Si può dunque parlare di successo del M5s solo confrontando il risultato di domenica con quello delle precedenti comunali, ma se paragonato alle politiche del 2013 l’ultima consultazione “segna per i 5 stelle un momento di stasi se non di arretramento”, laddove per centrosinistra e soprattutto centrodestra segnalano una ripresa. Con l’aggravante di un altro dato evidenziato dall’Istituto Cattaneo: il centrodestra è in recupero, eppure è proprio il suo elettorato di riferimento a rifugiarsi maggiormente nell’astensione alle elezioni amministrative, mentre quello del Movimento 5 Stelle è più fedele e radicato, con qualche eccezione come Bologna, dove risulta non pervenuto il 39% degli elettori del movimento delle politiche.

Ed è proprio alle percentuali dell’Istituto Cattaneo che si rifà il presidente del Pd Matteo Orfini per rintuzzare i toni di Grillo via Facebook: “I numeri – scrive Orfini – hanno una loro testardaggine.
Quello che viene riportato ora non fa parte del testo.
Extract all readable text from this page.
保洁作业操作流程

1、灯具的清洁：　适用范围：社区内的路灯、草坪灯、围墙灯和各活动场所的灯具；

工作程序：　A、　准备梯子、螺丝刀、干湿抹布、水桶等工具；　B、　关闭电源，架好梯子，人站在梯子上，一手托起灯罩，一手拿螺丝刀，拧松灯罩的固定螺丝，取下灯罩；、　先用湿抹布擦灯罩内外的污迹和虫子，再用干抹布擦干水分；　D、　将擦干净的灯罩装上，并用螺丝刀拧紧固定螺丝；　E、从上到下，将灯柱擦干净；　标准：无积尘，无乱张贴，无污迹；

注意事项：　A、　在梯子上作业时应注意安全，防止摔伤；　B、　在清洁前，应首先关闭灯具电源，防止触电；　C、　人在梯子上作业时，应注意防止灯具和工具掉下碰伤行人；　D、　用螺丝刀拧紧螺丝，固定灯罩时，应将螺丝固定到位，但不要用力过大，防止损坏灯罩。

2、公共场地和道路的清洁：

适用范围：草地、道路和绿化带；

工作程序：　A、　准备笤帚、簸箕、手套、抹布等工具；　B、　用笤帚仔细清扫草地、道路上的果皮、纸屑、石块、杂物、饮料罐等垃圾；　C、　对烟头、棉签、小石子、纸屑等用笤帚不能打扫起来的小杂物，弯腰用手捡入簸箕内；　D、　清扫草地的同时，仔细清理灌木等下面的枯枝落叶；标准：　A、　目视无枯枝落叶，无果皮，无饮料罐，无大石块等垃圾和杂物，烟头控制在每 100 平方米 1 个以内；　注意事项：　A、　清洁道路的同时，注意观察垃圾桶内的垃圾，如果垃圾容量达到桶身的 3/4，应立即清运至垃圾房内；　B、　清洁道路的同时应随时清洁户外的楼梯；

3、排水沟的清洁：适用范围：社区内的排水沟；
E allora se vogliamo analizzare davvero il voto è bene tenerne conto. Al voto andavano 24 comuni capoluogo. Il Pd ne ha vinti al primo turno 3 e arriva al ballottaggio in 17. Sono 4 quelli in cui siamo rimasti fuori. Il Movimento 5 Stelle in 6 non è nemmeno riuscito a presentarsi, in 15 rimane fuori dal ballottaggio. Su 24 comuni capoluogo va al ballottaggio solo in 3: a Roma, Torino e Carbonia”.

E ancora: “Fare il calcolo dei voti non è semplicissimo per la presenza di tante liste civiche, ma quello che è certo è che rispetto al 2013 il M5s perde mentre il centrosinistra cresce (fonte: Istituto Cattaneo). La Lega scompare, Sinistra Italiana ha un risultato deludente (parole di Fassina, non mie). Questo è il quadro oggettivo, il resto è (legittima) propaganda”.

“Siamo contenti? No. Perché rimanere ancora una volta fuori dal ballottaggio a Napoli brucia. E perché in alcuni casi ci aspettavamo di più (Latina ad esempio). Ma leggere questo risultato come un successo grillino è onestamente ridicolo”, scrive Orfini assicurando che anche a Roma, nella sfida coi 5 Stelle, “ce la giochiamo”.

Questa dunque, l’analisi alternativa del Pd in risposta a Grillo, che in precedenza aveva dato del “cialtrone” al “Bomba”, il presidente del Consiglio e segretario dem Matteo Renzi. Accusato dall’ariete del M5s di vivere “nel suo magico mondo” perché “ieri ha dichiarato trionfante davanti telecamere e giornalisti: ‘Al primo turno abbiamo portato a casa quasi mille sindaci’. Nel mondo reale invece le liste presentate dal Pd alle amministrative sono appena 123 (circa la metà di quelle del MoVimento 5 Stelle) e i candidati piddini che hanno vinto al primo turno sono 18 (non 1000), diciotto (non mille)”.

“Il Bomba – aveva proseguito Grillo – l’ha sparata gigantesca, ha alterato un dato in maniera clamorosa e grottesca come fa con la disoccupazione, con i dati economici, con gli incapienti costretti a restituire gli 80 euro. Cosa ancora più grave tutti i giornali e le tv hanno ripreso il dato senza che nessun giornalista verificasse l’esattezza dell’affermazione. È sufficiente andare sul sito del ministero e controllare: se non ti fidi controlla di persona”.